I have a pandas dataframe with the structure below. It contains results from a comparison done previously, and the column minimum_difference
showing which column, for that row, contains the smaller absolute difference in that comparison.
df_test
V | A | B | C | D | minimum_difference
-10 | nan | nan | nan | nan | nan
-9.9 | 10 | 1 | -2200 | 100 | B
-9.8 | 11 | 2 | -2211 | 1 | D
Also, I have target maximum differences for the smallest difference for each of the value columns (A,B,C,D) like this:
max_difference = pd.Series(dict(
A=1,
B=2,
C=10,
D=0.5,
))
I want to add a new column to df_test that compares the smallest difference against the target value for that column. For example:
V | A | B | C | D | minimum_difference | is_within_max_target
-10 | nan | nan | nan | nan | nan | nan
-9.9 | 10 | 1 | -2200 | 100 | B | TRUE
-9.8 | 11 | 2 | -2211 | 1 | D | FALSE
Any inputs and ideas are very welcome!
CodePudding user response:
Here is a vectorized solution (fast):
# first: the minimum difference
# we use all names defined in the max_difference Series
cols = max_difference.index.tolist()
z = df_test[cols].abs()
df_test['minimum_difference'] = z.idxmin(axis=1)
# second: whether that difference is <= the corresponding max_difference
i = np.argmin(z.values, axis=1)
df_test['is_within_max_target'] = z.values[np.arange(len(i)), i] <= max_difference.values[i]

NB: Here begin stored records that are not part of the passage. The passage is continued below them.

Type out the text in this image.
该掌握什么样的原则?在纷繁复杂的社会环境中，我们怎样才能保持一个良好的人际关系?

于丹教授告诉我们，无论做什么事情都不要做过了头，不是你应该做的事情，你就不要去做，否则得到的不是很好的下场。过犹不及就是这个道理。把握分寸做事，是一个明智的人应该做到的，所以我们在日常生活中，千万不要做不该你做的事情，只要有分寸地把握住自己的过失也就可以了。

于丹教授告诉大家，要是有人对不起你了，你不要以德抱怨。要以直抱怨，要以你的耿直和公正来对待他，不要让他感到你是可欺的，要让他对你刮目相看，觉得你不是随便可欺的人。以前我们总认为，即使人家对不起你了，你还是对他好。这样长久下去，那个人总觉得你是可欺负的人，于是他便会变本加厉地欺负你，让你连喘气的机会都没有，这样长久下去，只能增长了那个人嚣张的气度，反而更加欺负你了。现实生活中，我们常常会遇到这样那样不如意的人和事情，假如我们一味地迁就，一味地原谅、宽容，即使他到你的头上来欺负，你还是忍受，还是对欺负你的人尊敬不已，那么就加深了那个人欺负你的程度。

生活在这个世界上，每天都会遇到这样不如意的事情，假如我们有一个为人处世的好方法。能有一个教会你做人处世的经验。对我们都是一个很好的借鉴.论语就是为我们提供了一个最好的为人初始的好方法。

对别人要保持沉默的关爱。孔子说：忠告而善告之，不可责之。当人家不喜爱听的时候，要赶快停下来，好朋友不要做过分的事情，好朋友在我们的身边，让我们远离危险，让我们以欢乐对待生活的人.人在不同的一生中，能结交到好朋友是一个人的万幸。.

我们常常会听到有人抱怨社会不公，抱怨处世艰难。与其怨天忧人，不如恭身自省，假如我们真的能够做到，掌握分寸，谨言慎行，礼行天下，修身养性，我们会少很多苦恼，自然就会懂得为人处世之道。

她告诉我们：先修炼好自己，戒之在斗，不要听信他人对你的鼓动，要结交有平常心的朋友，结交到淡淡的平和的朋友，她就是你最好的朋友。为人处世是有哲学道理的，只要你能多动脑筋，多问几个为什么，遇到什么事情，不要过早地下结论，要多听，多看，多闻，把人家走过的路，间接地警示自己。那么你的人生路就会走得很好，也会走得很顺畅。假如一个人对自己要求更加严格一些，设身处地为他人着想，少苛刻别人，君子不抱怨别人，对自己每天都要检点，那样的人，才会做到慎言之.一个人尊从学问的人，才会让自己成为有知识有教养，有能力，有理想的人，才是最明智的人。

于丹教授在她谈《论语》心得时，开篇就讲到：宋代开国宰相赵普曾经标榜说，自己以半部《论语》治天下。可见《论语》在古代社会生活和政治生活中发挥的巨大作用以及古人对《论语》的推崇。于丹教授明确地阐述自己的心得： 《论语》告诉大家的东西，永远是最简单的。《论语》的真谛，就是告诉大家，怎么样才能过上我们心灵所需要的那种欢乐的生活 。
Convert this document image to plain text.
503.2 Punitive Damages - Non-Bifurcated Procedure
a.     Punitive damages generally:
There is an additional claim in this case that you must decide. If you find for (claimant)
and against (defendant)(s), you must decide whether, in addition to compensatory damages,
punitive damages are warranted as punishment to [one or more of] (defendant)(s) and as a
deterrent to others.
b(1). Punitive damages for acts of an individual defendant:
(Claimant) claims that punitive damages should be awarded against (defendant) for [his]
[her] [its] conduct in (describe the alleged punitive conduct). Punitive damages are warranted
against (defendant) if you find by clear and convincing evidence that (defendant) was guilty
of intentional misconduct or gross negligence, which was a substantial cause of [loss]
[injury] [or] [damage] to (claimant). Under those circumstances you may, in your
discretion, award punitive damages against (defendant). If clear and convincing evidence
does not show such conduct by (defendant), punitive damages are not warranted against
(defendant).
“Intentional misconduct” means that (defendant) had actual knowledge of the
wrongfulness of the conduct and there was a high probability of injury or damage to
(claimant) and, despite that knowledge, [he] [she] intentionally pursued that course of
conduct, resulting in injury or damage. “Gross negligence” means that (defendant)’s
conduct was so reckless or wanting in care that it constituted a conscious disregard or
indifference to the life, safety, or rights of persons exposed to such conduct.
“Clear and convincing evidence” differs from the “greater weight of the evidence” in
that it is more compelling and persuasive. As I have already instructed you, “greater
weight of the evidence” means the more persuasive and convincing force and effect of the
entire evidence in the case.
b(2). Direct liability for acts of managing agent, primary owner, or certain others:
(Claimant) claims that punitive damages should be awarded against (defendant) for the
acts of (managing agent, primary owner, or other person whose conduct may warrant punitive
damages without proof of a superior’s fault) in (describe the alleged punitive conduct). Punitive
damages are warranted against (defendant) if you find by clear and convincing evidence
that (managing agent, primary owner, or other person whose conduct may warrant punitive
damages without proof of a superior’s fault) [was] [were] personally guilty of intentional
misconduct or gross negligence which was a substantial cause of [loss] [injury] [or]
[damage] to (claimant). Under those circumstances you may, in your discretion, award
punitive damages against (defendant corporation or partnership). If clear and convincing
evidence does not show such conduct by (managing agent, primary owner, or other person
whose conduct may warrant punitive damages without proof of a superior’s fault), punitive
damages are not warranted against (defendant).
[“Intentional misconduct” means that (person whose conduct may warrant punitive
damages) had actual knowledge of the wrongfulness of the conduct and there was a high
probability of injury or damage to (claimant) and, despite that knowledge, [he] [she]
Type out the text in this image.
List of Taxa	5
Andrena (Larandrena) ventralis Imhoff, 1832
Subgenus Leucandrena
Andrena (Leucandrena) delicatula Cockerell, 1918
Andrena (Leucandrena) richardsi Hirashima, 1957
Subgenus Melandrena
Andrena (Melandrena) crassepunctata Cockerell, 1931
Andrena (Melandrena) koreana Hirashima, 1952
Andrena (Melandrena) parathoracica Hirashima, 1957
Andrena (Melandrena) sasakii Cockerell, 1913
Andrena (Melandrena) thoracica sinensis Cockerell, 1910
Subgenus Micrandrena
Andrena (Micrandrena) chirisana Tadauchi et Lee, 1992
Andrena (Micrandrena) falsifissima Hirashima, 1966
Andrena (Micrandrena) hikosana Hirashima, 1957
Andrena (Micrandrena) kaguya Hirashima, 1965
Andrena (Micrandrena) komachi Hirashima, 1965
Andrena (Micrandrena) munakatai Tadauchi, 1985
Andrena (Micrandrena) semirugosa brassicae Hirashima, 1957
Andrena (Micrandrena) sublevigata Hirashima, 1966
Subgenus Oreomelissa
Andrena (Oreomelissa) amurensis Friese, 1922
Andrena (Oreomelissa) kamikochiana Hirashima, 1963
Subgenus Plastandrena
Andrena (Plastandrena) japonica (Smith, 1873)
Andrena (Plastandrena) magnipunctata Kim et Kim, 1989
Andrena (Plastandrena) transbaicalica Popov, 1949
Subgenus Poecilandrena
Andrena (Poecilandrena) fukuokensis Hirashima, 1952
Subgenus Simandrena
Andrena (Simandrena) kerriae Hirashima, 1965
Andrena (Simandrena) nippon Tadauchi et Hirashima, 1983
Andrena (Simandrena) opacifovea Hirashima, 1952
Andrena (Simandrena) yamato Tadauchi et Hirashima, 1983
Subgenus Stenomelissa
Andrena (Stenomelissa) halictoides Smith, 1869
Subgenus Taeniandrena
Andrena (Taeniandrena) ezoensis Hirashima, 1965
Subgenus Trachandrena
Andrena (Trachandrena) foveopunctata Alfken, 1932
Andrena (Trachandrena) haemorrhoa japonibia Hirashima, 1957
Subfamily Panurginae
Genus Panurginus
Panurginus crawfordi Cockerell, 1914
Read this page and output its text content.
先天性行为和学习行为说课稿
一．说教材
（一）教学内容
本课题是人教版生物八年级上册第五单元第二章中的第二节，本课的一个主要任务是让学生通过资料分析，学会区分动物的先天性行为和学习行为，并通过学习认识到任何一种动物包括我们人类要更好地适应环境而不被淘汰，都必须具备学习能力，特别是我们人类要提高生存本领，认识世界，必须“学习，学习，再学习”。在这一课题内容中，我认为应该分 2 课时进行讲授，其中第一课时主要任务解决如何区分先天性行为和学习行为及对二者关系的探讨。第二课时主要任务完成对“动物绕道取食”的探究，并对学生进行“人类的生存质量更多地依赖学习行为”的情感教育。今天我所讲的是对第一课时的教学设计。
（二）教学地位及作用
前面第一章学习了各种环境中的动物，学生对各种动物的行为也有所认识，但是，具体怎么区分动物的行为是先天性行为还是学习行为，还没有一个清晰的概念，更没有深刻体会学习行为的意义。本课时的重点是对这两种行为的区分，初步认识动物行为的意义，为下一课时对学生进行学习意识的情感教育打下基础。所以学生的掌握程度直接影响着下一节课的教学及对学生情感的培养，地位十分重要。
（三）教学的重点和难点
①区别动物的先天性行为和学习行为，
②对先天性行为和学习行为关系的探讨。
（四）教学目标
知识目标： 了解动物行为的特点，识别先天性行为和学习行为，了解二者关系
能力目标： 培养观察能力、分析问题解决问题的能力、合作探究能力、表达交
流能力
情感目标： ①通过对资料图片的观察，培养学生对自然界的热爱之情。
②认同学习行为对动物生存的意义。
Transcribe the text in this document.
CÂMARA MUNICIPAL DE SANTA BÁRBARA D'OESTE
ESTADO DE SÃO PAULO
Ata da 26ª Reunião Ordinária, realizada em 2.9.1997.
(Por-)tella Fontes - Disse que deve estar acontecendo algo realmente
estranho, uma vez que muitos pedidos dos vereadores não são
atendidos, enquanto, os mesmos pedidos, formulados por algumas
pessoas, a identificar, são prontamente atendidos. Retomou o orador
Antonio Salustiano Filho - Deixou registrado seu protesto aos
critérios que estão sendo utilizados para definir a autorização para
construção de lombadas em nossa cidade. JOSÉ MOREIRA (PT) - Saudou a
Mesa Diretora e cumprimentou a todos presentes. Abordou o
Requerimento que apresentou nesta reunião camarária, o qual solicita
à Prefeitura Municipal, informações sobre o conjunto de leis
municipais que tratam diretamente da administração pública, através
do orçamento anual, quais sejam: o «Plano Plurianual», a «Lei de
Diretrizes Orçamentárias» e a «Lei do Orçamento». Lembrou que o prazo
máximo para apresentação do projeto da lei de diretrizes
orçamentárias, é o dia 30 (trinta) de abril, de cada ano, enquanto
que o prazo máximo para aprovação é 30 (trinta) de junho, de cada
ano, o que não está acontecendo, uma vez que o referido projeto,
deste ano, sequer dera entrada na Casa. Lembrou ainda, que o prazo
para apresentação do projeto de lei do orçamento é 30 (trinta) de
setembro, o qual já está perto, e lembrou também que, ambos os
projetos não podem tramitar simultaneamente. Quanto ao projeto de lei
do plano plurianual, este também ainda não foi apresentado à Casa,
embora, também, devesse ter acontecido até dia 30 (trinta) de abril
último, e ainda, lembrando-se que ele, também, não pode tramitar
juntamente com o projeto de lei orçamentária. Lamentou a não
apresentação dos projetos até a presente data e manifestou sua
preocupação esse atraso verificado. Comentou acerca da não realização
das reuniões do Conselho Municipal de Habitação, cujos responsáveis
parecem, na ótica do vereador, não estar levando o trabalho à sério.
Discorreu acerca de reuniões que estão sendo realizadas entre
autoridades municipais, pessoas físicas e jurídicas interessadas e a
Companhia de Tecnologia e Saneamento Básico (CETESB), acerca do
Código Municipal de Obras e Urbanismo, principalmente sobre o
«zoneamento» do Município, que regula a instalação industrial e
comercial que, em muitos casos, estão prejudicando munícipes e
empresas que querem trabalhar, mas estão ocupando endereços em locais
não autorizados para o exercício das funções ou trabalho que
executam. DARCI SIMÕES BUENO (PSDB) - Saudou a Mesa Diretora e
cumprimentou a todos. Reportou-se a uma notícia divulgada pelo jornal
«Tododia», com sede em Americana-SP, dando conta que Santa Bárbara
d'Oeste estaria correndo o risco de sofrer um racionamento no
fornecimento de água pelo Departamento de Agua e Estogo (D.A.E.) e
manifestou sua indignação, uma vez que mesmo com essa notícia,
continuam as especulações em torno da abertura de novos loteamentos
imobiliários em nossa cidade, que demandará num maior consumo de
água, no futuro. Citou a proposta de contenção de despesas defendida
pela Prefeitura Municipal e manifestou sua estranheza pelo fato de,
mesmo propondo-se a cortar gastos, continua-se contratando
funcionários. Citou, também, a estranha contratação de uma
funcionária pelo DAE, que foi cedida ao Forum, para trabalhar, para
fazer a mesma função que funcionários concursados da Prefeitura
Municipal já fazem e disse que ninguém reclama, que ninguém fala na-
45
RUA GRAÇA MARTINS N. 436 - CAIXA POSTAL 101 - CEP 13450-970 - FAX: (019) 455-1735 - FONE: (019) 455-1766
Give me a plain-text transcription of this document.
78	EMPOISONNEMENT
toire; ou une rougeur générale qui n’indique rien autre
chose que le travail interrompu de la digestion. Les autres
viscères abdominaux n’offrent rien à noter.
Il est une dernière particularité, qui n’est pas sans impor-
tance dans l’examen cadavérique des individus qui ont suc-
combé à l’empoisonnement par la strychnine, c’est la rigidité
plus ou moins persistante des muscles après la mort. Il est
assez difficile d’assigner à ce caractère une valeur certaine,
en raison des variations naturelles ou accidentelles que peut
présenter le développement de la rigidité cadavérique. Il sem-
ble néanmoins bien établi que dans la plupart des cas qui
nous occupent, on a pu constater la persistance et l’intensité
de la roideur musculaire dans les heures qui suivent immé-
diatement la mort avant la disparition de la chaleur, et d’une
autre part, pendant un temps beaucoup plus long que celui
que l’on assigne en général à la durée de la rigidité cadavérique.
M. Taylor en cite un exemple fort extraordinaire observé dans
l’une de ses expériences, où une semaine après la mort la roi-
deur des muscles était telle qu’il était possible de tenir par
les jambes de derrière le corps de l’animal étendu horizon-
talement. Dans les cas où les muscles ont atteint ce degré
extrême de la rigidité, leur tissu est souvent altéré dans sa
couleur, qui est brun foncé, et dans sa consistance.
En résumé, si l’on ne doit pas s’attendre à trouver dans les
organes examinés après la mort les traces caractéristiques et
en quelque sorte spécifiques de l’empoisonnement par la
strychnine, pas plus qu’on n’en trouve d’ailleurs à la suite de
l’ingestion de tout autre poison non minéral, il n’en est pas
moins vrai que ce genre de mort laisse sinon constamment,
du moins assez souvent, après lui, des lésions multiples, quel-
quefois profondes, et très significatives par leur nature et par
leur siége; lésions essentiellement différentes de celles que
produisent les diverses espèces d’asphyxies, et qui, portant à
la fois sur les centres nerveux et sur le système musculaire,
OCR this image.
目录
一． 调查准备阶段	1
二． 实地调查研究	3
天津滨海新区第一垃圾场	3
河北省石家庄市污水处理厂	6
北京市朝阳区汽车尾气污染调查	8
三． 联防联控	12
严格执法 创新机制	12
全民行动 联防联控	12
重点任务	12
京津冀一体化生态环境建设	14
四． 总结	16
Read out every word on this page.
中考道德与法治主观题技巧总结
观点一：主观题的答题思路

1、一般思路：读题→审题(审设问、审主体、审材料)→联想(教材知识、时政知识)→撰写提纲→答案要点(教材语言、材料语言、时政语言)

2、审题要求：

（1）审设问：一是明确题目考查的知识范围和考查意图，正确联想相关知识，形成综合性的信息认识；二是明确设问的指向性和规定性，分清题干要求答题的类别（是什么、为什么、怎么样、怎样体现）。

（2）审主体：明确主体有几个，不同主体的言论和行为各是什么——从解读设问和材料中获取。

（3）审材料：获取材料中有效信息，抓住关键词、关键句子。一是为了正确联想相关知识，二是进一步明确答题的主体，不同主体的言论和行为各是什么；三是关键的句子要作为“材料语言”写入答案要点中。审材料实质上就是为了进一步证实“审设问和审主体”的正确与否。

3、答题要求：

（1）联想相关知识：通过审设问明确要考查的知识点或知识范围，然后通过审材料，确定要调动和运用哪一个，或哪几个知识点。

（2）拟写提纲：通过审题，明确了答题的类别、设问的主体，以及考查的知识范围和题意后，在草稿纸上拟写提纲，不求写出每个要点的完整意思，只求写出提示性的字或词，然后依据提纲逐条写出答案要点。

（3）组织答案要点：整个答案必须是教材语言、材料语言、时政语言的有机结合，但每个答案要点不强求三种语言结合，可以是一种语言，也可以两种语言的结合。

Note that, for homogeneity (dtype=bool
for the last column), we don't carry NaN
over in that column.
CodePudding user response:
One method is to apply a function to each row (non-vectorized; may or may not be fast enough for your full dataset):
def check_diffs(row):
col = row['minimum_difference']
if col is np.nan:
return np.nan
else:
return row[col] <= max_difference[col]
df_test['is_within_max_target'] = df_test.apply(check_diffs, axis=1)
print(df_test)
# Output given your example data:
V A B C D minimum_difference is_within_max_target
0 -10.0 NaN NaN NaN NaN NaN NaN
1 -9.9 10.0 1.0 -2200.0 100.0 B True
2 -9.8 11.0 2.0 -2211.0 1.0 D False
CodePudding user response:
I've tried to make it as simple as possible :
import pandas as pd
import math
data = [[-10 , math.nan, math.nan, math.nan, math.nan, math.nan],
[-9.9, 10 , 1 , -2200, 100, 'B'],
[-9.8, 11 , 2 , -2211, 1, 'D']]
df_test = pd.DataFrame(data, columns = ['V', 'A', 'B' , 'C', 'D', 'minimum_difference'])
max_difference = {
'A':1,
'B':2,
'C':10,
'D':0.5}
df_result= pd.DataFrame(columns = ['V', 'A', 'B' , 'C', 'D', 'minimum_difference', 'is_within_max_target'])
for i in range(0, len(df_test)):
current_row = df_test.iloc[i].tolist()
current_diff_column = str(current_row[5])
if(current_diff_column!='nan'):
current_value = df_test[current_diff_column].iloc[i]
if(current_value <= max_difference[current_diff_column]):
current_row.append('True')
df_result.loc[len(df_result)] = current_row
else:
current_row.append('False')
df_result.loc[len(df_result)] = current_row
else:
current_row.append(math.nan)
df_result.loc[len(df_result)] = current_row
print(df_result)
output:
V A B C D minimum_difference is_within_max_target
0 -10.0 NaN NaN NaN NaN NaN NaN
1 -9.9 10.0 1.0 -2200.0 100.0 B True
2 -9.8 11.0 2.0 -2211.0 1.0 D False